A campanha pode ajudar a que cada pessoa tome consciência de que não há mudanças ambientais, sem uma mudança pessoal. Mas essa mudança implica que o modo como olhamos para criação e para vida no seu todo, para o modo como nos relacionamos de um modo justo

uns com os outros e com a Natureza. Visões unilaterais que absolutizam um único caminho não são solução.

3º Levar a sério a Quaresma

Para quem não está tão próximo da igreja a Quaresma foi diversas vezes olhada com uma certa desconfiança, como algo ligeiramente bizarro. É um sinal positivo compreender que é possível olhar para este tempo como uma oportunidade para educarmos o modo como consumimos, procurando evitar uma atitude “predatória” e desenvolvendo a consciência de que tudo é um dom de Deus. A sobriedade a que os cristãos são convidados neste tempo é um convite à gratidão e à solidariedade. A campanha reconhece e incentiva este aspeto.

Mas se há característica que Jesus sublinha no modo como os seus seguidores devem viver os momentos de penitência (exercícios que ajudam à mudança de vida) é que estes devem partir de dentro e evitar dar espetáculo. A Quaresma é para os cristãos um tempo em que desejam exercitar-se na mudança de vida para tornar mais justas todas as suas relações: com Deus, com cada ser humano e com toda a criação.

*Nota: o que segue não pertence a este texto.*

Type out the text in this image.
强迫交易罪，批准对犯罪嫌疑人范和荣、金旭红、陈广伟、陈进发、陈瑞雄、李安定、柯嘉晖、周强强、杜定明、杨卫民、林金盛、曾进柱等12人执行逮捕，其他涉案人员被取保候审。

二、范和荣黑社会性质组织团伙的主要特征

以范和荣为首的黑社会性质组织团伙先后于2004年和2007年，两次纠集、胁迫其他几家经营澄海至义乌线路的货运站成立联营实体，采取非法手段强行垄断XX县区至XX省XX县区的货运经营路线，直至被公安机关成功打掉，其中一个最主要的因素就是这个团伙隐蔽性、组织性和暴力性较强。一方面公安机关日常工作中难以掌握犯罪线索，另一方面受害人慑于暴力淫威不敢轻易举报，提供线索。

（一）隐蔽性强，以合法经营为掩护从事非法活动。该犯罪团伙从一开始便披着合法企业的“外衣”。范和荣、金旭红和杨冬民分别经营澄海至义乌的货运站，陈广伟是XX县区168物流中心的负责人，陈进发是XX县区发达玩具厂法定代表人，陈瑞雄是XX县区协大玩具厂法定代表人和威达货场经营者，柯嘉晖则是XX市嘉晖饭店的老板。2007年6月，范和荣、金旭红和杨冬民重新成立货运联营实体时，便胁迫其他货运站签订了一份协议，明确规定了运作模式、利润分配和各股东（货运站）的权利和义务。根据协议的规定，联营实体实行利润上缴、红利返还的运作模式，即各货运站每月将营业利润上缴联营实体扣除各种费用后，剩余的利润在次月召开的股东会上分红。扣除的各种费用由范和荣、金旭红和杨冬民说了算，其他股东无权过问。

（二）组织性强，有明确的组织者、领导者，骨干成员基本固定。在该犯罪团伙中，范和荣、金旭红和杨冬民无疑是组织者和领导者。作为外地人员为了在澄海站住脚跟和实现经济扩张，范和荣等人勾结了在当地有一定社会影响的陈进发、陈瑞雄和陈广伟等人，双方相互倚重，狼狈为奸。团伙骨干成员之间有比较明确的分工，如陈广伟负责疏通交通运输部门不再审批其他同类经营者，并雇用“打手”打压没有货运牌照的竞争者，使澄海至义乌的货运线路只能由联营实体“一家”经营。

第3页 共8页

Mas essa mudança não deve vir de imposições externas, nem deve deixar-se embrulhar em espetáculo, aparência ou ruído.

4º O que é a solidariedade

Finalmente pode perguntar-se: como responderá o Papa a esta campanha? Sinceramente, não sei responder a esta pergunta. Mas há algumas considerações que podemos fazer.

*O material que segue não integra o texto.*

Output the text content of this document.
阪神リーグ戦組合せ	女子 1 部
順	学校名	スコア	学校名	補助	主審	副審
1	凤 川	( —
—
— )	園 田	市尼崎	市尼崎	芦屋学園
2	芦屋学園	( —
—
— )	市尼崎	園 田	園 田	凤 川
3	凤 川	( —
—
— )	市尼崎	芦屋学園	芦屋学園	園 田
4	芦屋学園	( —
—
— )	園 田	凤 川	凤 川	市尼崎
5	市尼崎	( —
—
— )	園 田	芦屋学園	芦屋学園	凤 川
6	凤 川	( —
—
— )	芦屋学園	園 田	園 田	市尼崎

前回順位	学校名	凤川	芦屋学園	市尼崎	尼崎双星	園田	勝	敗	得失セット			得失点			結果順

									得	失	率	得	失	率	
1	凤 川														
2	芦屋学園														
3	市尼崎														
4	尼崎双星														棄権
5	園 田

É certo que o Papa Francisco sabe aproveitar todas as oportunidades que lhe são dadas para alertar contra as injustiças que afligem o mundo e penalizam os mais vulneráveis. E esta pode ser uma dessas oportunidades. Mas, convém não esquecer que a solidariedade tal como Cristo a ensina não é condicionada, é gratuita. O Papa não precisa de um milhão de dólares para fazer o que é certo. Não é isso que o motiva. Motiva-o o desejo de se identificar com Jesus que dá a vida gratuitamente. E aqui reside a ambivalência central desta campanha. Querendo contrariar a lógica consumista tantas vezes estimulada pelas “leis do mercado”, a campanha deixa-se manietar pela mais determinista dessas leis: nada pode escapar à lógica do custo-benefício. Só estou disponível a sacrificar-me se me derem alguma coisa em troca, neste caso um milhão de dólares. Ora esse não é o horizonte que move o Papa. A marca da solidariedade cristã é a gratuidade e o serviço desinteressado e isso não tem preço.